The All-Singing, All-Dancing XCompMGR
Jon Nettleton
jon.nettleton at gmail.com
Fri Apr 30 16:35:33 EDT 2010
> I think our next steps should be to:
>
> * quantify the memory difference (both total and per-window) against
> not running xcompmgr. We were already running with the composite X
> extension on, so I think the increase may be small.
>
> * work out whether we think the "frame pieces" drop shadow, and drop
> shadow in general, are an improvement -- we should ask the Sugar
> Design Team for their opinion on this too.
>
> Jon N, any opinions from the openchrome end on turning on xcompmgr?
>
Currently compositing on the VX855 with openchrome would work, but is
extemely inefficient. The openchrome support for the VX855 only
supports XAA until we get DRI and DMA sorted out. Compositing on XAA
is really inefficient as only System Memory to VRAM actions are
accelerated by the RENDER extension.
Overall compositing is visually a nice improvement, but almost always
at a cost of CPU and power. I also think xcompmgr is not the right
piece of software. It is really old and missing a lot of the love
needed for a good compositing manager to work seamlessly. Mainly it
is missing un-redirecting fullscreen windows and overlays causing
video playback to be quite expensive, and OpenGL to be unreliable.

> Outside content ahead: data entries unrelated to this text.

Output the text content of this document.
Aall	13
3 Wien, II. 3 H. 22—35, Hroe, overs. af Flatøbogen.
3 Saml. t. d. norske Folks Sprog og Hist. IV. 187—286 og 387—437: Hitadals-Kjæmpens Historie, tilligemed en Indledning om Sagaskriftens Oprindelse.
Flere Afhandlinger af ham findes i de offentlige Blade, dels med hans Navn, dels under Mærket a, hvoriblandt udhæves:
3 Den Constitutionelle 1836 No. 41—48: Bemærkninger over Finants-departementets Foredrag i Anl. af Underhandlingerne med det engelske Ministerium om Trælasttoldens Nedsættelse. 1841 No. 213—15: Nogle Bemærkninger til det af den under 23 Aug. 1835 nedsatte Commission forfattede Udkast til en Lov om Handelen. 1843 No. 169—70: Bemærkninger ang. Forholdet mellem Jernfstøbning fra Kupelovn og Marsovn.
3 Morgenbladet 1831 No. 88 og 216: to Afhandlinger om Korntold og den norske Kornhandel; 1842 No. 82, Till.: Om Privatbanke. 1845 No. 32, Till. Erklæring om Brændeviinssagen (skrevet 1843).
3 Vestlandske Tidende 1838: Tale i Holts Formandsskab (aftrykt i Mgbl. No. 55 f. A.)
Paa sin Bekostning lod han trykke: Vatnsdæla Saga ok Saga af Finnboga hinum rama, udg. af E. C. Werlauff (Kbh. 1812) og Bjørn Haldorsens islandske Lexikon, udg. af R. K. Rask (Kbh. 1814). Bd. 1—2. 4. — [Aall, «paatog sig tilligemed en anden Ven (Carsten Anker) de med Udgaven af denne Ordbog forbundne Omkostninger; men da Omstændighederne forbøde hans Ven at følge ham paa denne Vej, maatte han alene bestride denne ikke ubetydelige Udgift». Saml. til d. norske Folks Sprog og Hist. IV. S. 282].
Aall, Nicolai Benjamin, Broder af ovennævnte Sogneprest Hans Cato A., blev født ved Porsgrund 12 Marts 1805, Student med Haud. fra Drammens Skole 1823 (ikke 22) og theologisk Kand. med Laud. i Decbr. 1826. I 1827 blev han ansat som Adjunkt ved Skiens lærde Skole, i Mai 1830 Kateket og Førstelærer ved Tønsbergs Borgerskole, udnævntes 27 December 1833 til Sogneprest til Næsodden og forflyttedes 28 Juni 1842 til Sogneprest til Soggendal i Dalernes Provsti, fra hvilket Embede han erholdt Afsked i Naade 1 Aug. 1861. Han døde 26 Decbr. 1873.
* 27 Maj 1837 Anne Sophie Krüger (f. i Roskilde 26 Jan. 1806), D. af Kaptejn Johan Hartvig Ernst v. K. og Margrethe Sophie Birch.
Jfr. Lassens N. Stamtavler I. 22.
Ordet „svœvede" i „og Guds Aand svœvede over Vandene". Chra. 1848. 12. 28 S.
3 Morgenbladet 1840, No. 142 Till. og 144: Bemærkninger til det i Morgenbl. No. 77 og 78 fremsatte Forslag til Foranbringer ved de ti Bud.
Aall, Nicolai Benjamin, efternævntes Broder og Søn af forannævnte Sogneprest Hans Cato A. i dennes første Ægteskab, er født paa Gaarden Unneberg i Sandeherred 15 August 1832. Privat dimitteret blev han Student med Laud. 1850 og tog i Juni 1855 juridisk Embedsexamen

Back when Thomas first wrote EXA support for the openchrome we found
that the bare minimum you needed for descent compositing performance
was 64MB of video ram. This is doable but we also have to realize we
are at a disadvantage because we run at a relative high resolution
1200x900.
If we were going the compositing route I would probably suggest the
project look into using a simple compositing window manager like XFWM
from the XFCE project. Their code was originally an import of
xcompmgr, but they have done a great job improving it over the years.
But I think that is another conversation entirely.